Listening is the most underdeveloped and under rated human skill. And yes it's a skill. We are not born good listeners. As new borns we come into the world literally yell for attention. And as adults we are constantly thinking of what we are going to say next in a conversation. Yet listening is what makes our intelligence as a species more than the sum of its parts. It's not when we talk, but when we listen that we are connected to each other.
We are taught to read and write in schools but we are not taught to listen. As a result we all want to be heard but we don't know what it takes to listen. It takes effort and training to be a good listener. It's easy to listen for what we want to hear. It's really hard to listen to what is being said. Most of the time we are simply listening for clues and key words and phrases. Truly listening to what's being said takes effort and energy.

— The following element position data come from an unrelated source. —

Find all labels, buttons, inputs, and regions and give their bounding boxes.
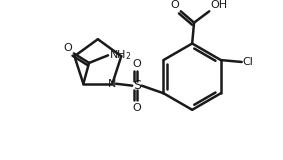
Text: N: N (108, 79, 117, 89)
Text: O: O (132, 59, 141, 69)
Text: S: S (133, 79, 141, 92)
Text: O: O (63, 43, 72, 52)
Text: O: O (132, 103, 141, 113)
Text: Cl: Cl (243, 57, 254, 67)
Text: NH$_2$: NH$_2$ (109, 48, 132, 62)
Text: OH: OH (210, 0, 227, 10)
Text: O: O (170, 0, 179, 10)
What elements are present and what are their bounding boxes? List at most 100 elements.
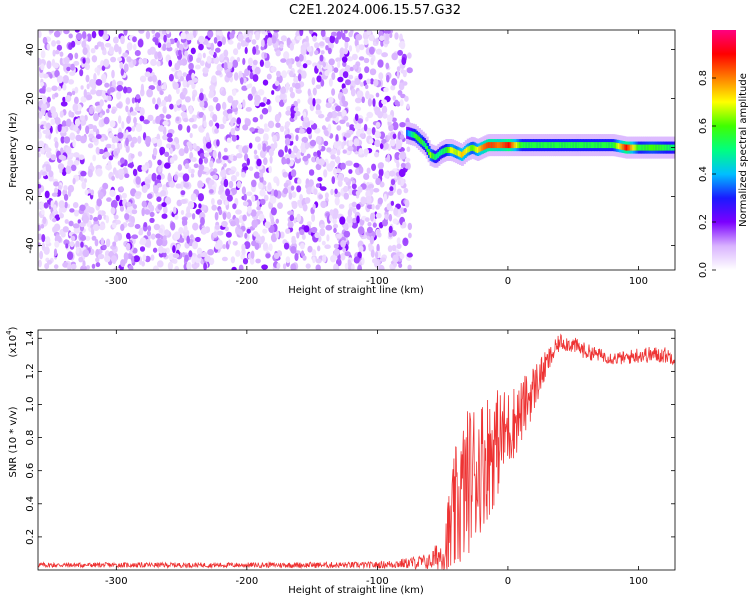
noise-speck — [259, 189, 266, 197]
noise-speck — [404, 162, 410, 169]
track-core — [490, 142, 494, 149]
noise-speck — [163, 81, 167, 90]
noise-speck — [407, 52, 412, 59]
noise-speck — [256, 206, 261, 211]
noise-speck — [173, 231, 181, 240]
noise-speck — [148, 85, 156, 91]
noise-speck — [184, 50, 188, 57]
noise-speck — [353, 256, 360, 264]
noise-speck — [342, 71, 349, 79]
noise-speck — [276, 178, 280, 187]
noise-speck — [251, 219, 258, 229]
noise-speck — [341, 95, 346, 104]
noise-speck — [182, 173, 190, 182]
noise-speck — [261, 39, 265, 48]
noise-speck — [407, 222, 412, 231]
noise-speck — [115, 194, 120, 202]
noise-speck — [42, 73, 49, 79]
noise-speck — [248, 142, 253, 149]
noise-speck — [290, 263, 297, 270]
track-core — [526, 142, 530, 149]
track-core — [431, 152, 434, 159]
noise-speck — [397, 179, 401, 186]
noise-speck — [63, 136, 71, 144]
noise-speck — [150, 233, 156, 240]
track-core — [426, 146, 430, 152]
track-core — [633, 144, 636, 151]
noise-speck — [302, 63, 308, 69]
noise-speck — [223, 61, 228, 71]
noise-speck — [311, 226, 318, 234]
noise-speck — [188, 250, 193, 258]
noise-speck — [198, 164, 205, 171]
noise-speck — [141, 200, 147, 208]
noise-speck — [389, 32, 393, 39]
noise-speck — [242, 99, 246, 108]
noise-speck — [63, 185, 68, 191]
noise-speck — [144, 209, 151, 215]
noise-speck — [396, 161, 400, 169]
noise-speck — [62, 96, 66, 102]
noise-speck — [231, 134, 237, 142]
noise-speck — [98, 30, 104, 37]
noise-speck — [200, 227, 207, 235]
noise-speck — [303, 116, 310, 123]
noise-speck — [145, 135, 152, 144]
noise-speck — [123, 63, 129, 73]
noise-speck — [45, 147, 52, 153]
noise-speck — [222, 101, 227, 110]
noise-speck — [285, 110, 291, 116]
x-tick-label: -100 — [366, 276, 389, 287]
noise-speck — [195, 236, 201, 243]
noise-speck — [227, 62, 233, 68]
track-core — [457, 150, 461, 157]
noise-speck — [174, 214, 179, 220]
noise-speck — [252, 46, 257, 55]
track-core — [608, 142, 611, 149]
noise-speck — [265, 253, 271, 259]
noise-speck — [200, 88, 204, 93]
noise-speck — [268, 243, 273, 252]
track-core — [435, 153, 439, 160]
noise-speck — [155, 233, 162, 239]
noise-speck — [124, 173, 130, 178]
noise-speck — [79, 231, 83, 237]
colorbar-tick-label: 0.6 — [698, 118, 709, 134]
noise-speck — [329, 160, 336, 168]
noise-speck — [152, 147, 158, 157]
noise-speck — [152, 265, 159, 270]
track-core — [565, 142, 569, 149]
noise-speck — [38, 30, 42, 38]
noise-speck — [394, 32, 399, 40]
noise-speck — [237, 33, 244, 42]
colorbar-tick-label: 0.2 — [698, 214, 709, 230]
noise-speck — [299, 194, 303, 201]
noise-speck — [344, 251, 351, 257]
noise-speck — [384, 39, 390, 45]
noise-speck — [93, 73, 97, 82]
noise-speck — [104, 255, 111, 263]
noise-speck — [74, 209, 79, 217]
noise-speck — [38, 152, 41, 158]
track-core — [410, 131, 414, 138]
noise-speck — [354, 77, 361, 86]
noise-speck — [392, 121, 399, 131]
noise-speck — [386, 153, 391, 163]
bottom-x-axis-label: Height of straight line (km) — [288, 585, 424, 596]
track-core — [619, 143, 622, 150]
noise-speck — [379, 143, 384, 150]
noise-speck — [72, 139, 76, 148]
track-core — [462, 150, 466, 157]
noise-speck — [285, 228, 291, 234]
noise-speck — [392, 254, 399, 263]
noise-speck — [121, 192, 127, 199]
noise-speck — [193, 163, 199, 169]
noise-speck — [285, 121, 290, 128]
noise-speck — [258, 182, 264, 190]
noise-speck — [285, 157, 291, 165]
noise-speck — [275, 95, 281, 103]
noise-speck — [369, 46, 375, 55]
noise-speck — [263, 157, 268, 166]
noise-speck — [96, 41, 103, 47]
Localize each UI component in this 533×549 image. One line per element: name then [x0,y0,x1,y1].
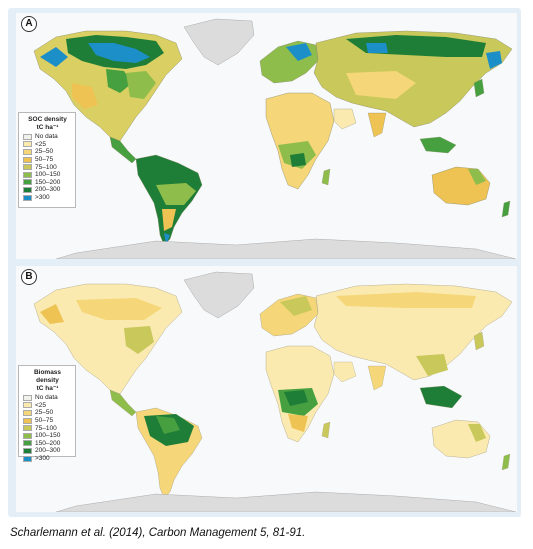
map-panel-a-soc-density: A SOC density tC ha⁻¹ No data <25 25–50 … [16,13,517,259]
legend-item-label: 200–300 [35,447,61,455]
legend-item-label: 25–50 [35,148,54,156]
legend-item-label: 50–75 [35,417,54,425]
legend-item: >300 [23,194,72,202]
legend-swatch [23,141,32,148]
legend-item: No data [23,394,72,402]
legend-swatch [23,417,32,424]
panel-label-b: B [21,269,37,285]
legend-swatch [23,148,32,155]
legend-item: 25–50 [23,148,72,156]
legend-item: 75–100 [23,163,72,171]
legend-swatch [23,194,32,201]
legend-item: 200–300 [23,447,72,455]
legend-item: 100–150 [23,171,72,179]
legend-unit: tC ha⁻¹ [36,124,59,131]
legend-item-label: 100–150 [35,171,61,179]
legend-swatch [23,425,32,432]
legend-swatch [23,171,32,178]
legend-swatch [23,164,32,171]
legend-biomass-density: Biomass density tC ha⁻¹ No data <25 25–5… [18,365,76,462]
map-panel-b-biomass-density: B Biomass density tC ha⁻¹ No data <25 25… [16,266,517,512]
legend-item-label: <25 [35,401,47,409]
legend-items: No data <25 25–50 50–75 75–100 100–150 1… [23,133,72,201]
legend-item-label: 75–100 [35,424,57,432]
legend-item-label: 50–75 [35,156,54,164]
legend-swatch [23,402,32,409]
legend-swatch [23,455,32,462]
legend-swatch [23,179,32,186]
legend-swatch [23,447,32,454]
legend-item: 25–50 [23,409,72,417]
legend-item-label: No data [35,133,58,141]
legend-swatch [23,432,32,439]
legend-item: No data [23,133,72,141]
citation-caption: Scharlemann et al. (2014), Carbon Manage… [10,527,306,539]
legend-items: No data <25 25–50 50–75 75–100 100–150 1… [23,394,72,462]
legend-swatch [23,440,32,447]
world-map-biomass [33,271,517,512]
legend-unit: tC ha⁻¹ [36,385,59,392]
legend-swatch [23,394,32,401]
central-america [109,136,137,164]
panel-label-a: A [21,16,37,32]
legend-item-label: 25–50 [35,409,54,417]
legend-item-label: 150–200 [35,178,61,186]
legend-swatch [23,409,32,416]
antarctica [55,491,517,512]
legend-item: 50–75 [23,417,72,425]
legend-item: 150–200 [23,440,72,448]
legend-title: SOC density [28,116,67,123]
legend-item: <25 [23,141,72,149]
legend-item: <25 [23,402,72,410]
legend-item-label: No data [35,394,58,402]
legend-item: 50–75 [23,156,72,164]
legend-item: 75–100 [23,424,72,432]
africa [265,92,335,190]
greenland [183,271,255,319]
legend-item-label: 200–300 [35,186,61,194]
central-america [109,389,137,417]
legend-soc-density: SOC density tC ha⁻¹ No data <25 25–50 50… [18,112,76,208]
legend-item-label: >300 [35,455,50,463]
legend-item-label: >300 [35,194,50,202]
legend-swatch [23,156,32,163]
legend-item-label: <25 [35,140,47,148]
legend-swatch [23,186,32,193]
legend-swatch [23,133,32,140]
legend-item: 200–300 [23,186,72,194]
legend-item-label: 75–100 [35,163,57,171]
legend-title: Biomass density [33,369,62,384]
legend-item: >300 [23,455,72,463]
world-map-soc [33,18,517,259]
australia [431,166,491,206]
legend-item-label: 150–200 [35,439,61,447]
antarctica [55,238,517,259]
greenland [183,18,255,66]
legend-item: 100–150 [23,432,72,440]
legend-item-label: 100–150 [35,432,61,440]
legend-item: 150–200 [23,179,72,187]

We have all become good at communicating out but not communicating in. We want to be heard but we are not able or willing to hear.
What comes in the way of our listening?
2.Our desire to fill the void, the silences.
3.Our desire to impress with our ideas/experience/thoughts
4.Our desire to share our similar experience as a way to connect.
5.Our own need to be heard !!
What are ways to improve your listening skills:
1.Do not interrupt the other till they stop.
2.Do not allow your thoughts to wander to what you want to say.
3.Stay with the narrative of the person speaking. Listen to every word.
4.Keep your experience and stories out of listening.
5.Keep in mind listening is an active verb and not a passive action.
What are the benefits of being a good listener?
1.People will simply gravitate towards you.
2.You will find others are willing to listen to you.
3.You will become a wealth of information and knowledge.
4.You will truly be able to empathize with others
5.You relationships will be more meaningful and deeper.
Next time someone speaks to you. Give them the gift of listening.
It will not be easy, but it will change how you view the world.